Local instructors and aircraft mechanics know first-hand the inner workings of teaching people to fly and maintain a safe aircraft.
Flight instructor Steve Smith, at Simsbury Airport, showed Eyewitness News on Wednesday the tight quarters inside his Cessna.
The trainer, which has dual controls like the Piper Seneca that crashed on Tuesday, will find the instructor in the right seat and pilot on the left seat, shoulder to shoulder.
If there was a confrontation inside the plane, Smith said seizing control by the instructor is a matter of pure strength.
"It depends on the size and the strength of the student, obviously. We have dual controls and in most situations you can overpower and keep the airplane going,” Smith said.
A PA 34 is similar to the Piper that crashed on Tuesday, and aircraft mechanics said it’s a very dependable aircraft.
Investigators said they are not ruling anything out as to what caused the plane to crash, but they said it was intentional.
Aircraft mechanic Pete Trabold said the twin engine Piper Seneca is a good plane.
"A very popular trainer because it is dependable.

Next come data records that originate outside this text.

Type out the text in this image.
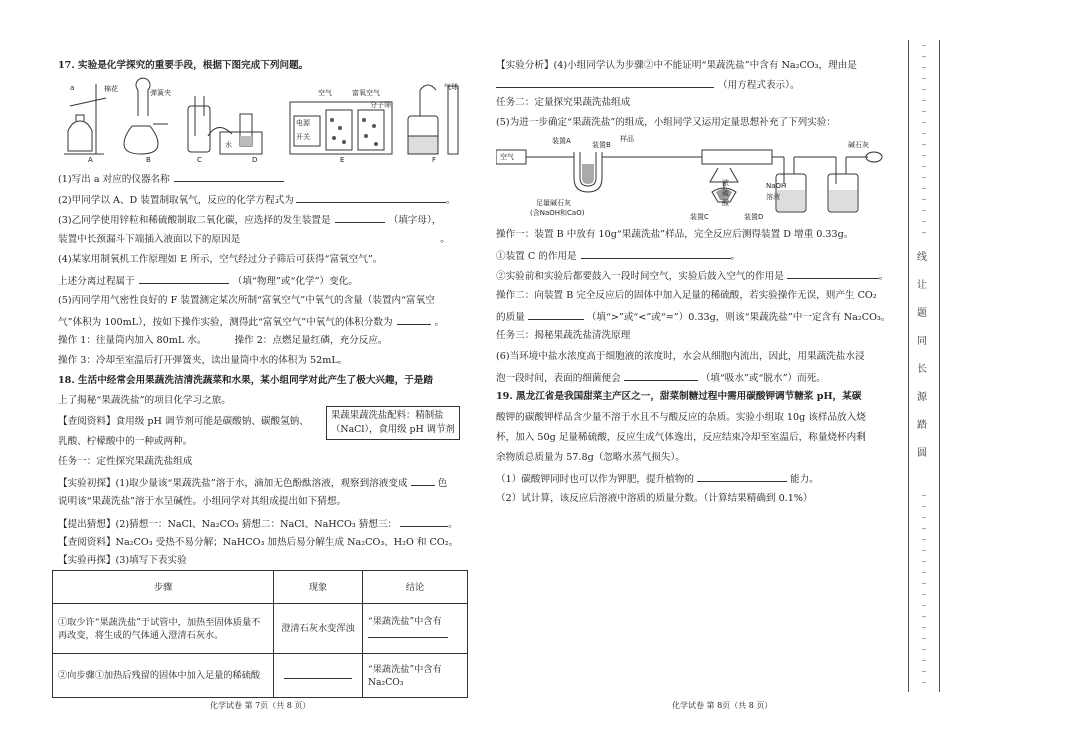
17. 实验是化学探究的重要手段，根据下图完成下列问题。
a	棉花	弹簧夹
A	B	C
水
D
空气	富氧空气
电源
开关
分子筛
E
气球
F
(1)写出 a 对应的仪器名称
(2)甲同学以 A、D 装置制取氧气，反应的化学方程式为	。
(3)乙同学使用锌粒和稀硫酸制取二氧化碳，应选择的发生装置是	（填字母），
装置中长颈漏斗下端插入液面以下的原因是	。
(4)某家用制氧机工作原理如 E 所示，空气经过分子筛后可获得“富氧空气”。
上述分离过程属于	（填“物理”或“化学”）变化。
(5)丙同学用气密性良好的 F 装置测定某次所制“富氧空气”中氧气的含量（装置内“富氧空
气”体积为 100mL），按如下操作实验，测得此“富氧空气”中氧气的体积分数为	。
操作 1：往量筒内加入 80mL 水。	操作 2：点燃足量红磷，充分反应。
操作 3：冷却至室温后打开弹簧夹，读出量筒中水的体积为 52mL。
18. 生活中经常会用果蔬洗洁清洗蔬菜和水果，某小组同学对此产生了极大兴趣，于是踏
上了揭秘“果蔬洗盐”的项目化学习之旅。
果蔬果蔬洗盐配料：精制盐
（NaCl），食用级 pH 调节剂
【查阅资料】食用级 pH 调节剂可能是碳酸钠、碳酸氢钠、
乳酸、柠檬酸中的一种或两种。
任务一：定性探究果蔬洗盐组成
【实验初探】(1)取少量该“果蔬洗盐”溶于水，滴加无色酚酞溶液，观察到溶液变成	色
说明该“果蔬洗盐”溶于水呈碱性。小组同学对其组成提出如下猜想。
【提出猜想】(2)猜想一：NaCl、Na₂CO₃ 猜想二：NaCl、NaHCO₃ 猜想三：	。
【查阅资料】Na₂CO₃ 受热不易分解；NaHCO₃ 加热后易分解生成 Na₂CO₃、H₂O 和 CO₂。
【实验再探】(3)填写下表实验
步骤	现象	结论
①取少许“果蔬洗盐”于试管中，加热至固体质量不再改变，将生成的气体通入澄清石灰水。	澄清石灰水变浑浊	“果蔬洗盐”中含有

②向步骤①加热后残留的固体中加入足量的稀硫酸		“果蔬洗盐”中含有 Na₂CO₃
化学试卷 第 7页（共 8 页）
【实验分析】(4)小组同学认为步骤②中不能证明“果蔬洗盐”中含有 Na₂CO₃，理由是
（用方程式表示）。
任务二：定量探究果蔬洗盐组成
(5)为进一步确定“果蔬洗盐”的组成，小组同学又运用定量思想补充了下列实验：
空气
装置A	装置B
样品
碱石灰
足量碱石灰
(含NaOH和CaO)
浓
硫
酸
NaOH
溶液
装置C	装置D
操作一：装置 B 中放有 10g“果蔬洗盐”样品，完全反应后测得装置 D 增重 0.33g。
①装置 C 的作用是	。
②实验前和实验后都要鼓入一段时间空气，实验后鼓入空气的作用是	。
操作二：向装置 B 完全反应后的固体中加入足量的稀硫酸，若实验操作无误，则产生 CO₂
的质量	（填“>”或“<”或“=”）0.33g，则该“果蔬洗盐”中一定含有 Na₂CO₃。
任务三：揭秘果蔬洗盐清洗原理
(6)当环境中盐水浓度高于细胞液的浓度时，水会从细胞内流出，因此，用果蔬洗盐水浸
泡一段时间，表面的细菌便会	（填“吸水”或“脱水”）而死。
19. 黑龙江省是我国甜菜主产区之一，甜菜制糖过程中需用碳酸钾调节糖浆 pH，某碳
酸钾的碳酸钾样品含少量不溶于水且不与酸反应的杂质。实验小组取 10g 该样品放入烧
杯，加入 50g 足量稀硫酸，反应生成气体逸出，反应结束冷却至室温后，称量烧杯内剩
余物质总质量为 57.8g（忽略水蒸气损失）。
（1）碳酸钾同时也可以作为钾肥，提升植物的	能力。
（2）试计算，该反应后溶液中溶质的质量分数。（计算结果精确到 0.1%）
化学试卷 第 8页（共 8 页）
~
~
~
~
~
~
~
~
~
~
~
~
~
~
~
~
~
~
~
~
~
~
~
~
~
~
~
~
~
~
~
~
~
~
~
~
线
让
题
同
长
源
踏
圆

It does have enough power and it’s a fuel efficient, inexpensive trainer,” Trabold said.
Many private pilots and instructors in the general aviation industry hope investigators can find out what happened.
"There's never been an accident, or the case of a terrorist taking over an airplane, General Aviation and the safety record has been improving every year in these airplanes year after year,” Smith said.